In order to better visualize these sell or buy orders, the Depth Chart function can be used. Depth Chart is a visual representation of buy and sell orders for a particular asset at varying prices. This type of chart illustrates both supply and demand sides to show exactly how much of an asset you can buy or sell at a given price.
Components of a Depth Chart
Bid line — describes the cumulative value of bids or buy orders at a given price. This is represented by a green line that slopes negatively from left to right, and buy orders are placed in dollars or other fiat currency;
Ask line — represents the cumulative value of requests or buy orders at a certain price. It is indicated by a red line that slopes negatively from left to right, and sell orders are placed in the cryptocurrency we are analyzing (eg Bitcoin);
Horizontal axis — shows the price at which sell and buy orders are placed;
Vertical axis — on the right, shows the total dollar value of all sell orders placed, and the vertical axis on the left shows the total dollar value of all buy orders placed.

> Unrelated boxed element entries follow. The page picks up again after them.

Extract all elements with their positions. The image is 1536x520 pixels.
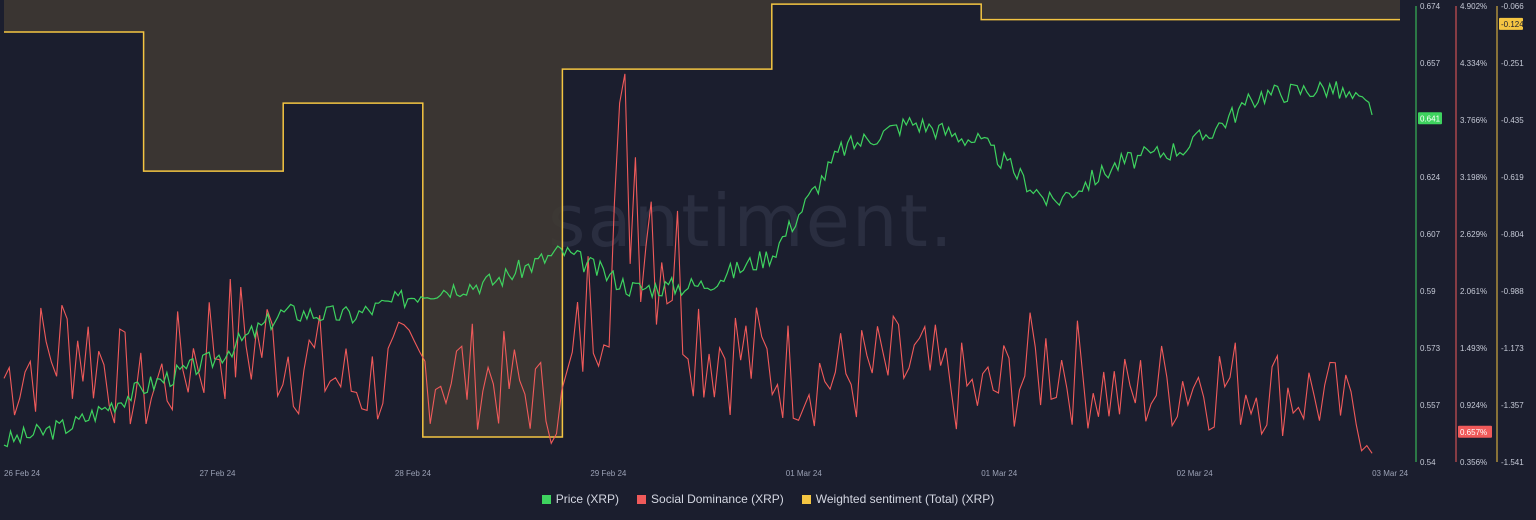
price-tick-label: 0.54	[1420, 458, 1436, 467]
legend-label-price: Price (XRP)	[555, 492, 620, 506]
price-current-value: 0.641	[1420, 114, 1441, 123]
price-line	[3, 80, 1373, 448]
legend-item-price[interactable]: Price (XRP)	[541, 492, 620, 506]
x-tick-label: 26 Feb 24	[4, 469, 41, 478]
axes: 0.674 0.657 0.641 0.624 0.607 0.59 0.573 0.557 0…	[1415, 2, 1524, 467]
x-axis-labels: 26 Feb 24 27 Feb 24 28 Feb 24 29 Feb 24 01 M…	[4, 469, 1409, 478]
sentiment-tick-label: -0.066	[1501, 2, 1524, 11]
social-tick-label: 4.902%	[1460, 2, 1487, 11]
social-tick-label: 1.493%	[1460, 344, 1487, 353]
price-series	[3, 80, 1373, 448]
x-tick-label: 28 Feb 24	[395, 469, 432, 478]
x-tick-label: 03 Mar 24	[1372, 469, 1409, 478]
legend-label-social: Social Dominance (XRP)	[651, 492, 784, 506]
sentiment-tick-label: -1.357	[1501, 401, 1524, 410]
social-tick-label: 4.334%	[1460, 59, 1487, 68]
sentiment-current-badge	[1499, 17, 1523, 30]
social-dominance-series	[3, 73, 1373, 454]
social-tick-label: 3.198%	[1460, 173, 1487, 182]
sentiment-tick-label: -0.988	[1501, 287, 1524, 296]
legend-item-sentiment[interactable]: Weighted sentiment (Total) (XRP)	[801, 492, 995, 506]
price-tick-label: 0.573	[1420, 344, 1441, 353]
legend-item-social-dominance[interactable]: Social Dominance (XRP)	[637, 492, 784, 506]
social-tick-label: 3.766%	[1460, 116, 1487, 125]
legend-swatch-social	[637, 494, 647, 504]
sentiment-line	[4, 3, 1400, 438]
price-tick-label: 0.607	[1420, 230, 1441, 239]
social-dominance-line	[3, 73, 1373, 454]
price-current-badge	[1418, 112, 1442, 125]
price-tick-label: 0.624	[1420, 173, 1441, 182]
x-tick-label: 27 Feb 24	[199, 469, 236, 478]
sentiment-current-value: -0.124	[1501, 20, 1524, 29]
x-tick-label: 01 Mar 24	[981, 469, 1018, 478]
sentiment-tick-label: -0.251	[1501, 59, 1524, 68]
sentiment-tick-label: -1.541	[1501, 458, 1524, 467]
price-tick-label: 0.59	[1420, 287, 1436, 296]
social-current-badge	[1458, 425, 1492, 438]
sentiment-tick-label: -1.173	[1501, 344, 1524, 353]
legend-swatch-price	[541, 494, 551, 504]
sentiment-tick-label: -0.435	[1501, 116, 1524, 125]
social-tick-label: 2.629%	[1460, 230, 1487, 239]
price-tick-label: 0.657	[1420, 59, 1441, 68]
x-tick-label: 02 Mar 24	[1177, 469, 1214, 478]
sentiment-tick-label: -0.804	[1501, 230, 1524, 239]
x-tick-label: 01 Mar 24	[786, 469, 823, 478]
sentiment-series	[4, 0, 1400, 438]
social-current-value: 0.657%	[1460, 428, 1487, 437]
sentiment-tick-label: -0.619	[1501, 173, 1524, 182]
legend-swatch-sentiment	[801, 494, 811, 504]
legend: Price (XRP) Social Dominance (XRP) Weigh…	[0, 492, 1536, 506]
social-tick-label: 2.061%	[1460, 287, 1487, 296]
legend-label-sentiment: Weighted sentiment (Total) (XRP)	[815, 492, 995, 506]
social-tick-label: 0.924%	[1460, 401, 1487, 410]
social-tick-label: 0.356%	[1460, 458, 1487, 467]
watermark: santiment.	[548, 179, 955, 263]
price-tick-label: 0.674	[1420, 2, 1441, 11]
x-tick-label: 29 Feb 24	[590, 469, 627, 478]
price-tick-label: 0.557	[1420, 401, 1441, 410]
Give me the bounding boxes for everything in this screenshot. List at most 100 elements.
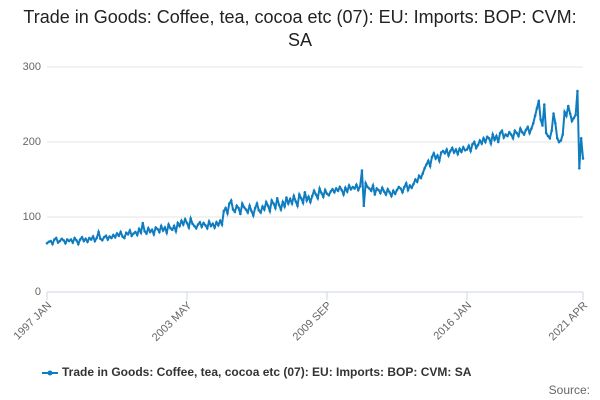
point bbox=[99, 237, 102, 241]
point bbox=[183, 217, 187, 221]
point bbox=[167, 223, 170, 226]
point bbox=[126, 232, 130, 236]
point bbox=[150, 228, 154, 232]
point bbox=[139, 231, 143, 235]
point bbox=[557, 140, 561, 144]
point bbox=[189, 217, 192, 220]
point bbox=[231, 208, 235, 211]
point bbox=[215, 220, 218, 224]
point bbox=[148, 230, 152, 234]
point bbox=[502, 136, 506, 139]
point bbox=[45, 241, 49, 245]
point bbox=[69, 238, 73, 241]
point bbox=[331, 187, 334, 191]
point bbox=[495, 134, 498, 138]
series-line bbox=[46, 90, 584, 247]
point bbox=[209, 224, 213, 228]
point bbox=[353, 187, 356, 190]
point bbox=[528, 131, 531, 135]
point bbox=[522, 133, 526, 136]
chart-title: Trade in Goods: Coffee, tea, cocoa etc (… bbox=[23, 7, 577, 50]
point bbox=[165, 231, 169, 235]
point bbox=[526, 125, 530, 129]
point bbox=[506, 134, 509, 138]
point bbox=[460, 150, 463, 154]
point bbox=[563, 110, 566, 114]
point bbox=[121, 235, 124, 238]
point bbox=[480, 142, 483, 145]
point bbox=[393, 192, 397, 196]
point bbox=[298, 193, 301, 196]
point bbox=[504, 133, 507, 136]
point bbox=[321, 195, 325, 199]
point bbox=[552, 112, 555, 115]
point bbox=[283, 205, 286, 208]
point bbox=[224, 206, 227, 210]
point bbox=[572, 116, 576, 120]
point bbox=[390, 194, 393, 198]
point bbox=[406, 188, 410, 192]
point bbox=[178, 224, 181, 228]
point bbox=[550, 129, 553, 133]
point bbox=[425, 163, 428, 166]
point bbox=[281, 200, 285, 204]
point bbox=[229, 199, 233, 202]
y-tick-label: 100 bbox=[23, 211, 41, 223]
point bbox=[73, 236, 76, 240]
point bbox=[419, 176, 423, 180]
point bbox=[266, 204, 270, 208]
source: Source: bbox=[549, 383, 590, 397]
point bbox=[554, 121, 557, 125]
point bbox=[344, 186, 347, 190]
point bbox=[511, 136, 515, 140]
point bbox=[555, 136, 559, 140]
point bbox=[235, 204, 239, 208]
point bbox=[548, 136, 552, 140]
point bbox=[250, 209, 253, 213]
point bbox=[362, 204, 366, 208]
point bbox=[159, 224, 163, 228]
point bbox=[421, 172, 425, 175]
point bbox=[345, 190, 349, 193]
point bbox=[371, 184, 375, 187]
point bbox=[454, 148, 458, 151]
point bbox=[452, 151, 456, 154]
point bbox=[303, 190, 307, 194]
point bbox=[193, 224, 196, 228]
point bbox=[484, 140, 487, 144]
point bbox=[91, 235, 95, 238]
point bbox=[397, 185, 401, 189]
point bbox=[77, 242, 80, 246]
point bbox=[65, 238, 69, 241]
point bbox=[414, 178, 417, 181]
point bbox=[356, 188, 360, 192]
point bbox=[106, 238, 110, 241]
point bbox=[180, 219, 183, 223]
point bbox=[417, 174, 421, 178]
point bbox=[537, 99, 541, 103]
point bbox=[134, 230, 137, 234]
point bbox=[415, 180, 419, 184]
point bbox=[119, 230, 122, 234]
point bbox=[187, 226, 191, 229]
point bbox=[412, 182, 415, 186]
point bbox=[476, 143, 480, 147]
point bbox=[71, 241, 75, 244]
point bbox=[325, 192, 329, 196]
point bbox=[496, 140, 500, 144]
point bbox=[64, 241, 67, 245]
point bbox=[161, 229, 165, 232]
x-tick-label: 2009 SEP bbox=[291, 300, 335, 344]
point bbox=[233, 210, 237, 214]
point bbox=[509, 133, 513, 136]
point bbox=[244, 208, 248, 211]
point bbox=[450, 146, 454, 150]
point bbox=[342, 193, 345, 196]
point bbox=[156, 227, 159, 231]
point bbox=[395, 188, 399, 192]
point bbox=[349, 187, 353, 191]
point bbox=[434, 157, 437, 160]
point bbox=[458, 147, 461, 151]
point bbox=[366, 185, 369, 189]
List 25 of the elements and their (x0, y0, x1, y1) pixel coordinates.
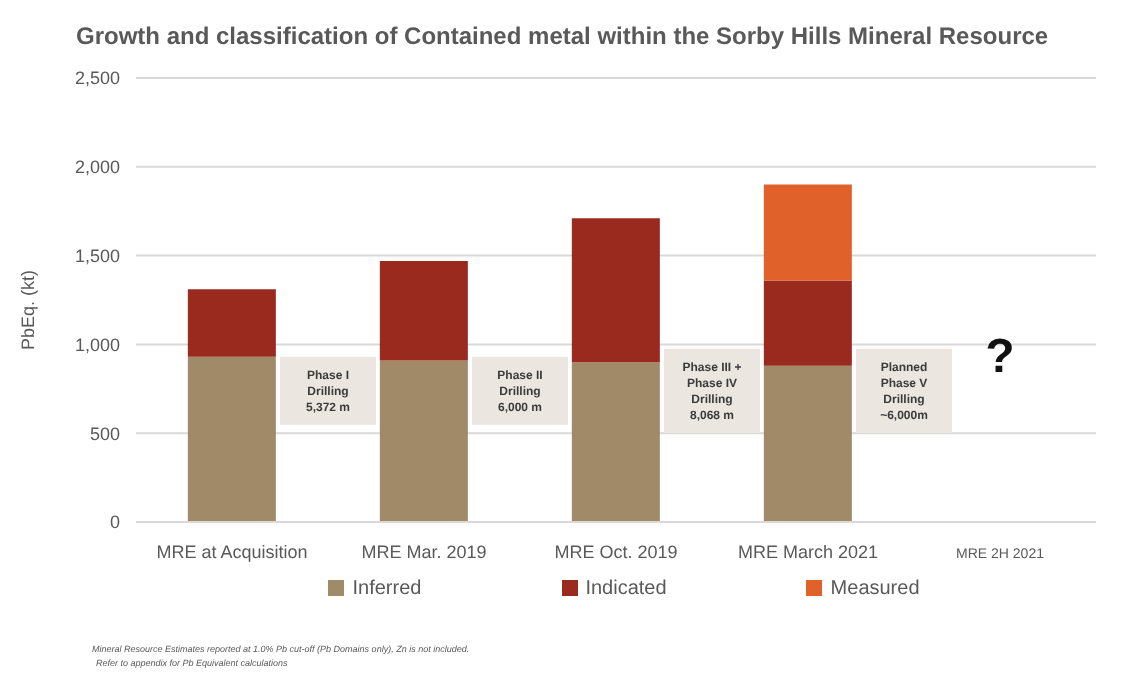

In this type of chart, the total value of the sell orders is expanded to match the dollar amount values that are typically found on the left axis. The difference between the values on the vertical axes gives investors insight into the asset's liquidity and volatility. If the asset has increased liquidity and if the number of investors who want to sell is greater than the number of investors who want to buy, the volume will be tilted to the right and a large sell wall will be created. If, on the other hand, there are more traders who want to buy than those who want to sell, the chart will be tilted to the left, creating a buying wall.
An advantage of order book analysis is that it can be used in conjunction with on-chain analysis . For example, analysts can correlate on-chain metrics with funds flowing in and out of a trading platform. Typically, a gap in the bid-ask spread would increase inversely with the liquidity of an exchange, and this dynamic is very evident, especially in the cryptocurrency market.
When net flows decrease, meaning capital is leaving the exchange, the spread widens, suggesting a decrease in liquidity.A larger gap between the spread and the number of tokens the exchange holds can often be a sign of risk, and some platforms have been accused of wash tradingand that they report inflated volume figures to hide this gap. One way to check if the volume declared by the exchange is real is to compare the volume from the exchange with the volume provided by the on-chain analysis data.
Although investors with huge capital can use different methods to manipulate the order book, when the data provided by it is used together with technical analysis or on-chain analysis, we can have a complete picture of the market of a particular asset.